Mas eu não vivi o 25 de Abril, por isso que posso eu saber acerca do mesmo? Porque não conheci o Militão Ribeiro e desconheço as agruras que levaram à sua morte na penitenciária de Lisboa, e de igual modo desconheço o significado de ver a minha filha abatida a tiro apenas porque desfila na linha da frente de um piquete de greve, ou o sem número de militantes comunistas que deram as suas vidas e os seus braços abertos à morte para que hoje tu possas estar a ler estas palavras sem medo da porrada, ao invés sentado num café ou numa paragem de autocarro, no meio da rua, como se fosse um dia normal e nada disto tivesse alguma vez acontecido. E não, não vivi o 25 de Abril, porque eu sou o 25 de Abril, nasci em Abril e respirei em Abril, gritei em Abril e grito e gritarei Abril até que a voz me doa mais ao comprimido de mebocaína, porque eu fui um bebé nascido livre, na liberdade.
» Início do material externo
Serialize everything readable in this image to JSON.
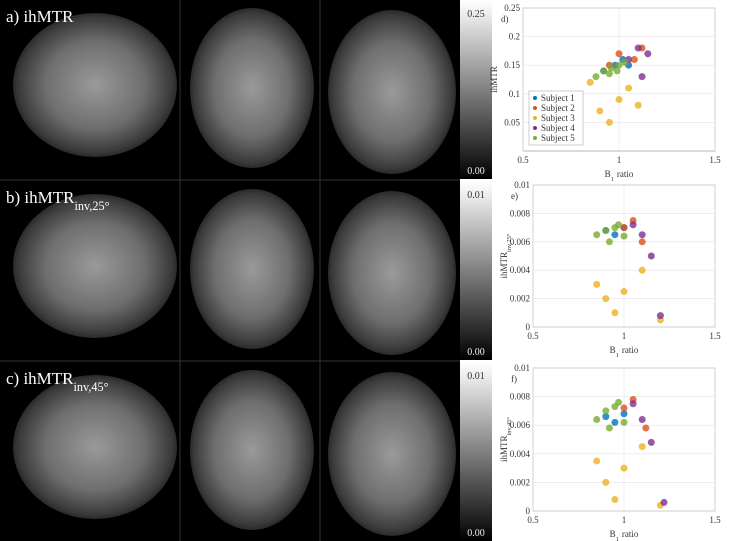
{
  "figure": {
    "panels": [
      {
        "label": "a) ihMTR"
      },
      {
        "label": "b) ihMTR",
        "sub": "inv,25°"
      },
      {
        "label": "c) ihMTR",
        "sub": "inv,45°"
      }
    ],
    "colorbars": [
      {
        "max": "0.25",
        "min": "0.00"
      },
      {
        "max": "0.01",
        "min": "0.00"
      },
      {
        "max": "0.01",
        "min": "0.00"
      }
    ]
  },
  "chart_data": [
    {
      "type": "scatter",
      "annotation": "d)",
      "x_label": {
        "main": "B",
        "sub": "1",
        "rest": "ratio"
      },
      "y_label": {
        "main": "ihMTR"
      },
      "xlim": [
        0.5,
        1.5
      ],
      "xticks": [
        0.5,
        1,
        1.5
      ],
      "ylim": [
        0,
        0.25
      ],
      "yticks": [
        0.05,
        0.1,
        0.15,
        0.2,
        0.25
      ],
      "grid": true,
      "legend": "lower-left",
      "series": [
        {
          "name": "Subject 1",
          "color": "#0072bd",
          "x": [
            0.92,
            0.98,
            1.02,
            1.05
          ],
          "values": [
            0.14,
            0.15,
            0.16,
            0.15
          ]
        },
        {
          "name": "Subject 2",
          "color": "#d95319",
          "x": [
            0.95,
            1.0,
            1.08,
            1.12
          ],
          "values": [
            0.15,
            0.17,
            0.16,
            0.18
          ]
        },
        {
          "name": "Subject 3",
          "color": "#edb120",
          "x": [
            0.85,
            0.9,
            0.95,
            1.0,
            1.05,
            1.1
          ],
          "values": [
            0.12,
            0.07,
            0.05,
            0.09,
            0.11,
            0.08
          ]
        },
        {
          "name": "Subject 4",
          "color": "#7e2f8e",
          "x": [
            1.05,
            1.1,
            1.15,
            1.12
          ],
          "values": [
            0.16,
            0.18,
            0.17,
            0.13
          ]
        },
        {
          "name": "Subject 5",
          "color": "#77ac30",
          "x": [
            0.88,
            0.92,
            0.96,
            1.0,
            1.03,
            0.95,
            0.99
          ],
          "values": [
            0.13,
            0.14,
            0.145,
            0.15,
            0.155,
            0.135,
            0.14
          ]
        }
      ]
    },
    {
      "type": "scatter",
      "annotation": "e)",
      "x_label": {
        "main": "B",
        "sub": "1",
        "rest": "ratio"
      },
      "y_label": {
        "main": "ihMTR",
        "sub": "inv,25°"
      },
      "xlim": [
        0.5,
        1.5
      ],
      "xticks": [
        0.5,
        1,
        1.5
      ],
      "ylim": [
        0,
        0.01
      ],
      "yticks": [
        0,
        0.002,
        0.004,
        0.006,
        0.008,
        0.01
      ],
      "grid": true,
      "series": [
        {
          "color": "#0072bd",
          "x": [
            0.9,
            0.95,
            1.0
          ],
          "values": [
            0.0068,
            0.0065,
            0.007
          ]
        },
        {
          "color": "#d95319",
          "x": [
            1.0,
            1.05,
            1.1
          ],
          "values": [
            0.007,
            0.0075,
            0.006
          ]
        },
        {
          "color": "#edb120",
          "x": [
            0.85,
            0.9,
            0.95,
            1.0,
            1.1,
            1.2
          ],
          "values": [
            0.003,
            0.002,
            0.001,
            0.0025,
            0.004,
            0.0005
          ]
        },
        {
          "color": "#7e2f8e",
          "x": [
            1.05,
            1.1,
            1.15,
            1.2
          ],
          "values": [
            0.0072,
            0.0065,
            0.005,
            0.0008
          ]
        },
        {
          "color": "#77ac30",
          "x": [
            0.85,
            0.9,
            0.95,
            1.0,
            0.92,
            0.97
          ],
          "values": [
            0.0065,
            0.0068,
            0.007,
            0.0064,
            0.006,
            0.0072
          ]
        }
      ]
    },
    {
      "type": "scatter",
      "annotation": "f)",
      "x_label": {
        "main": "B",
        "sub": "1",
        "rest": "ratio"
      },
      "y_label": {
        "main": "ihMTR",
        "sub": "inv,45°"
      },
      "xlim": [
        0.5,
        1.5
      ],
      "xticks": [
        0.5,
        1,
        1.5
      ],
      "ylim": [
        0,
        0.01
      ],
      "yticks": [
        0,
        0.002,
        0.004,
        0.006,
        0.008,
        0.01
      ],
      "grid": true,
      "series": [
        {
          "color": "#0072bd",
          "x": [
            0.9,
            0.95,
            1.0
          ],
          "values": [
            0.0066,
            0.0062,
            0.0068
          ]
        },
        {
          "color": "#d95319",
          "x": [
            1.0,
            1.05,
            1.12
          ],
          "values": [
            0.0072,
            0.0078,
            0.0058
          ]
        },
        {
          "color": "#edb120",
          "x": [
            0.85,
            0.9,
            0.95,
            1.0,
            1.1,
            1.2
          ],
          "values": [
            0.0035,
            0.002,
            0.0008,
            0.003,
            0.0045,
            0.0004
          ]
        },
        {
          "color": "#7e2f8e",
          "x": [
            1.05,
            1.1,
            1.15,
            1.22
          ],
          "values": [
            0.0075,
            0.0064,
            0.0048,
            0.0006
          ]
        },
        {
          "color": "#77ac30",
          "x": [
            0.85,
            0.9,
            0.95,
            1.0,
            0.92,
            0.97
          ],
          "values": [
            0.0064,
            0.007,
            0.0073,
            0.0062,
            0.0058,
            0.0076
          ]
        }
      ]
    }
  ]
}
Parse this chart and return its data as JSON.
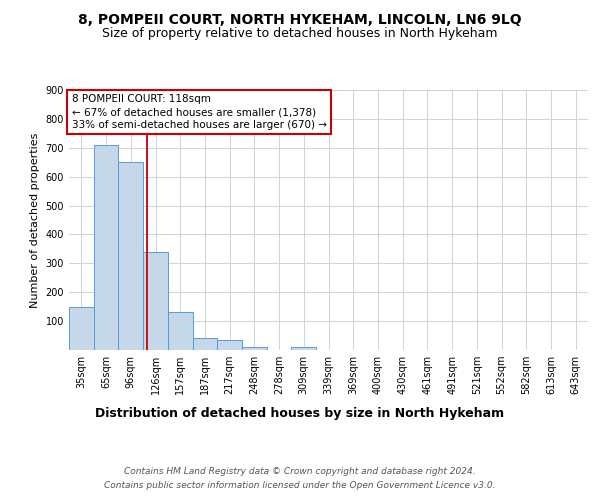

Por isso só posso pedir desculpa por não ter estado convosco lá, neste 25 de Abril, Deus não quis que os meus olhos vissem o dia no qual, pela madrugada e inusitadamente, Paulo de Carvalho deu o mote para que hoje, dez milhões de portugueses possam viver, libertos, o rumo que as suas vidas levam. Não, não estive lá convosco, mas hei-de lá estar quando, chegada a vossa hora, tiverem de dizer adeus a este que foi o maior sonho de todos os portugueses: sonhar poder sonhar. Agora podemos acordar.